Se poi i fedeli avessero ancora delle perplessità, sappiano, dice Mons. Ocáriz, che «Un’interpretazione autentica dei testi conciliari può essere fatta soltanto dallo stesso magistero della Chiesa. Perciò nel lavoro teologico d’interpretazione dei passi che nei testi conciliari suscitino interrogativi o sembrino presentare difficoltà, è innanzitutto doveroso tener conto del senso in cui i successivi interventi magisteriali hanno inteso tali passi».
Il che significa che tutto si risolve con l’ubbidienza nella fede, la quale «non costituisce un limite posto alla libertà, ma al contrario, è fonte di libertà», perché, come fa dire Mons. Ocáriz a Nostro Signore, ascoltare un vescovo che afferma che Gesù non è certo che sia presente nell’Eucarestia, significa ascoltare Cristo stesso.
È quello che è accaduto con la libertà religiosa insegnata dal Vaticano II, unico argomento esplicitamente citato da Mons. Ocáriz, sul quale gli ultimi due papi sono stati chiarissimi: «La libertà religiosa … è talmente inviolabile da esigere che alla persona sia riconosciuta la libertà persino di cambiare religione, se la sua coscienza lo domanda» (Giovanni Paolo II, Messaggio per la Giornata Mondiale della Pace per l’anno 1999). Concetto ribadito e rafforzato da Benedetto XVI (Messaggio per la Giornata Mondiale della Pace per l’anno 2011): «ogni persona … Non dovrebbe incontrare ostacoli se volesse, eventualmente, aderire ad un’altra religione o non professarne alcuna».
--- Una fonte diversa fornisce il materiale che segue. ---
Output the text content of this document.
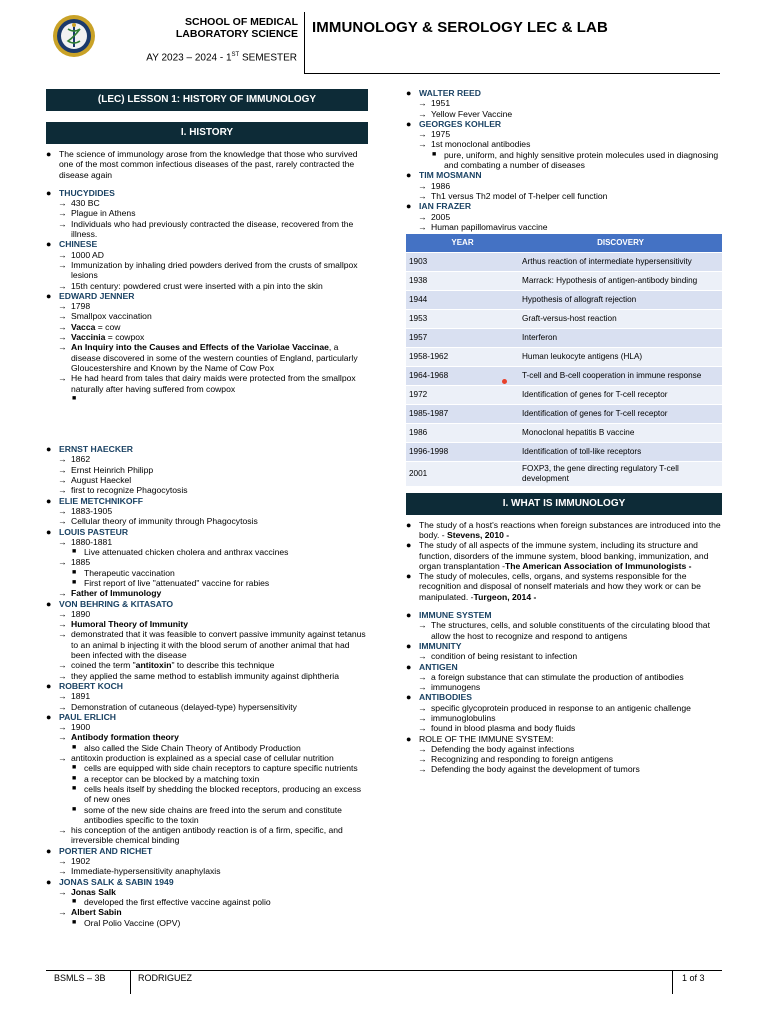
SCHOOL OF MEDICAL
LABORATORY SCIENCE IMMUNOLOGY & SEROLOGY LEC & LAB
AY 2023 – 2024 - 1ST SEMESTER
(LEC) LESSON 1: HISTORY OF IMMUNOLOGY
I. HISTORY
● The science of immunology arose from the knowledge that those who survived one of the most common infectious diseases of the past, rarely contracted the disease again
● THUCYDIDES
→ 430 BC
→ Plague in Athens
→ Individuals who had previously contracted the disease, recovered from the illness.
● CHINESE
→ 1000 AD
→ Immunization by inhaling dried powders derived from the crusts of smallpox lesions
→ 15th century: powdered crust were inserted with a pin into the skin
● EDWARD JENNER
→ 1798
→ Smallpox vaccination
→ Vacca = cow
→ Vaccinia = cowpox
→ An Inquiry into the Causes and Effects of the Variolae Vaccinae, a disease discovered in some of the western counties of England, particularly Gloucestershire and Known by the Name of Cow Pox
→ He had heard from tales that dairy maids were protected from the smallpox naturally after having suffered from cowpox
■
● ERNST HAECKER
→ 1862
→ Ernst Heinrich Philipp
→ August Haeckel
→ first to recognize Phagocytosis
● ELIE METCHNIKOFF
→ 1883-1905
→ Cellular theory of immunity through Phagocytosis
● LOUIS PASTEUR
→ 1880-1881
■ Live attenuated chicken cholera and anthrax vaccines
→ 1885
■ Therapeutic vaccination
■ First report of live "attenuated" vaccine for rabies
→ Father of Immunology
● VON BEHRING & KITASATO
→ 1890
→ Humoral Theory of Immunity
→ demonstrated that it was feasible to convert passive immunity against tetanus to an animal b injecting it with the blood serum of another animal that had been infected with the disease
→ coined the term "antitoxin" to describe this technique
→ they applied the same method to establish immunity against diphtheria
● ROBERT KOCH
→ 1891
→ Demonstration of cutaneous (delayed-type) hypersensitivity
● PAUL ERLICH
→ 1900
→ Antibody formation theory
■ also called the Side Chain Theory of Antibody Production
→ antitoxin production is explained as a special case of cellular nutrition
■ cells are equipped with side chain receptors to capture specific nutrients
■ a receptor can be blocked by a matching toxin
■ cells heals itself by shedding the blocked receptors, producing an excess of new ones
■ some of the new side chains are freed into the serum and constitute antibodies specific to the toxin
→ his conception of the antigen antibody reaction is of a firm, specific, and irreversible chemical binding
● PORTIER AND RICHET
→ 1902
→ Immediate-hypersensitivity anaphylaxis
● JONAS SALK & SABIN 1949
→ Jonas Salk
■ developed the first effective vaccine against polio
→ Albert Sabin
■ Oral Polio Vaccine (OPV)
● WALTER REED
→ 1951
→ Yellow Fever Vaccine
● GEORGES KOHLER
→ 1975
→ 1st monoclonal antibodies
■ pure, uniform, and highly sensitive protein molecules used in diagnosing and combating a number of diseases
● TIM MOSMANN
→ 1986
→ Th1 versus Th2 model of T-helper cell function
● IAN FRAZER
→ 2005
→ Human papillomavirus vaccine
YEAR	DISCOVERY
1903	Arthus reaction of intermediate hypersensitivity
1938	Marrack: Hypothesis of antigen-antibody binding
1944	Hypothesis of allograft rejection
1953	Graft-versus-host reaction
1957	Interferon
1958-1962	Human leukocyte antigens (HLA)
1964-1968	T-cell and B-cell cooperation in immune response
1972	Identification of genes for T-cell receptor
1985-1987	Identification of genes for T-cell receptor
1986	Monoclonal hepatitis B vaccine
1996-1998	Identification of toll-like receptors
2001	FOXP3, the gene directing regulatory T-cell development
I. WHAT IS IMMUNOLOGY
● The study of a host's reactions when foreign substances are introduced into the body. - Stevens, 2010 -
● The study of all aspects of the immune system, including its structure and function, disorders of the immune system, blood banking, immunization, and organ transplantation -The American Association of Immunologists -
● The study of molecules, cells, organs, and systems responsible for the recognition and disposal of nonself materials and how they work or can be manipulated. -Turgeon, 2014 -
● IMMUNE SYSTEM
→ The structures, cells, and soluble constituents of the circulating blood that allow the host to recognize and respond to antigens
● IMMUNITY
→ condition of being resistant to infection
● ANTIGEN
→ a foreign substance that can stimulate the production of antibodies
→ immunogens
● ANTIBODIES
→ specific glycoprotein produced in response to an antigenic challenge
→ immunoglobulins
→ found in blood plasma and body fluids
● ROLE OF THE IMMUNE SYSTEM:
→ Defending the body against infections
→ Recognizing and responding to foreign antigens
→ Defending the body against the development of tumors
BSMLS – 3B	RODRIGUEZ	1 of 3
Il che significa che occorre esercitare l’ubbidienza della fede e convincersi che un cattolico può legittimamente e meritevolmente apostatare la fede in Cristo, trovandosi con questo in perfetta adesione al moderno insegnamento papale e per ciò stesso in perfetta continuità con l’insegnamento millenario della Chiesa.

Dopo aver letto questo saggio di chiarificazione sull’ermeneutica della continuità, occorre riflettere attentamente sulle reali intenzioni dei teologi che la sostengono, a qualunque livello si trovino, perché occorre fugare inequivocabilmente il dubbio che si tratti di una sorta di grimaldello atto ad aprire il cuore fiducioso dei fedeli per introdurvi più o meno nascostamente ogni sorta di contraddizione dottrinale, tale che alla fine essere cattolici o non esserlo non sarebbe più una cosa essenziale per la salvezza dell’anima di questi stessi fedeli, perché basta essere degli uomini aperti a ogni novità e ad ogni evenienza, basta essere amanti della libertà e della pace, con cuore sincero e con l’animo pieno di fiducia nelle elaborazioni evolutive del moderno magistero della Chiesa conciliare.
Occorre anche riflettere attentamente sul reale significato di 45 anni di resistenza in difesa della Tradizione cattolica, perché occorre fugare inequivocabilmente il dubbio se sia giunto il momento di abbandonare o anche solo di affievolire la buona battaglia o se questa debba essere combattuta ancora più aspramente.

Noi, che siamo solo nessuno, abbiamo il sospetto che da oggi la battaglia sarà ancora più cruenta e più sanguinosa, per così dire, tale che bisognerà prepararsi ad ogni sorta di condanna e di vessazione.